Neurobiological links and medication
Low dopamine and serotonin levels are common to both ADHD and depression, disrupting reward processing and self-activation. Stimulant medication for ADHD and antidepressants for depression target these systems, improving energy and task initiation. Evidence from Frontiers in Psychiatry (2025) suggests that combining medication with therapy provides the most durable improvements in daily functioning and mood stability.
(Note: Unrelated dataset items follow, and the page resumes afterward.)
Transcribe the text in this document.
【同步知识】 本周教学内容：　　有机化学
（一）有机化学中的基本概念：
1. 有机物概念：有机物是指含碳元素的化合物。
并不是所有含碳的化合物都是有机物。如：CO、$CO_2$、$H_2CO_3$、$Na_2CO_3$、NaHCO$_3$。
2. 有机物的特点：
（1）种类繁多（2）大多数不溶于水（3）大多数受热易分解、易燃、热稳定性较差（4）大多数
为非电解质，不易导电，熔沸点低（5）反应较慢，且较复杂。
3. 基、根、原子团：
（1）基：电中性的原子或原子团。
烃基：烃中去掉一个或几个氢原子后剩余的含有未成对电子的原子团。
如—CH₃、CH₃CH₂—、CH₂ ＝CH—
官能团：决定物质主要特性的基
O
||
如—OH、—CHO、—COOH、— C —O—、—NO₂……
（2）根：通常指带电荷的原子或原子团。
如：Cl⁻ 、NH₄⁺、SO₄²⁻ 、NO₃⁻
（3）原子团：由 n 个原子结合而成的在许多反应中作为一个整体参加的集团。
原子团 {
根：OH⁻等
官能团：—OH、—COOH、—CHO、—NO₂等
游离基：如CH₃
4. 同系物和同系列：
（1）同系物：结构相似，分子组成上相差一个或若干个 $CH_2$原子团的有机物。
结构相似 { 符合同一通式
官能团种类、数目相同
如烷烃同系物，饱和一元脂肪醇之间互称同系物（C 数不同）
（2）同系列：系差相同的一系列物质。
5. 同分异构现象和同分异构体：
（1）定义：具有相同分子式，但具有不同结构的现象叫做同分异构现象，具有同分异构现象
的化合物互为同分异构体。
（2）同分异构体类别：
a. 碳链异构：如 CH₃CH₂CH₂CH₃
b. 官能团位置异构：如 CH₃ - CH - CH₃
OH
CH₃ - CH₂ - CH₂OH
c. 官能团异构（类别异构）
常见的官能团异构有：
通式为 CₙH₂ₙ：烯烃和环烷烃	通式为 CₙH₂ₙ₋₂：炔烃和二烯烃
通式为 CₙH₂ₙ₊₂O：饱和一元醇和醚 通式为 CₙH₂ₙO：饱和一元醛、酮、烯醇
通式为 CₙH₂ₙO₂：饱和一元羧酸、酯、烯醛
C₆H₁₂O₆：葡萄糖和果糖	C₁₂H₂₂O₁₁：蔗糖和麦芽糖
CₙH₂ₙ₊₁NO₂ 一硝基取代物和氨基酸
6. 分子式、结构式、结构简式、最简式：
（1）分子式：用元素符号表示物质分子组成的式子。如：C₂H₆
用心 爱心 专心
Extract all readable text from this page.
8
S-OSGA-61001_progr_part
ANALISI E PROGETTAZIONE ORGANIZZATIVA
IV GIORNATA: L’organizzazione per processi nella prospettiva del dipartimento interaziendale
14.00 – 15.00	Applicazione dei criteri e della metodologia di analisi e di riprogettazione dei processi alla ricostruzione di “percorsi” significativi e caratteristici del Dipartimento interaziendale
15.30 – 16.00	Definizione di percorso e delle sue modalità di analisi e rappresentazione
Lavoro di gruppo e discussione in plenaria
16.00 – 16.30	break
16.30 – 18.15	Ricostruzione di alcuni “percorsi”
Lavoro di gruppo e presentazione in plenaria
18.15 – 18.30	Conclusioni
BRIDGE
Clinically supported self-management
Simple, consistent strategies can make a major difference. Setting structured routines, using visual reminders, practising the “five-minute start rule,” and incorporating regular breaks can reduce task paralysis. Oxford CBT (2024) also recommends self-compassion and environmental adjustments, such as minimising distractions and scheduling high-focus periods during peak energy times.
Key takeaway
Procrastination linked to ADHD and depression is not laziness but a reflection of executive and emotional challenges. Combining medication, CBT, and structured self-management can significantly reduce avoidance and improve daily functioning. With consistent support and awareness of both conditions, adults can regain momentum and confidence in everyday tasks.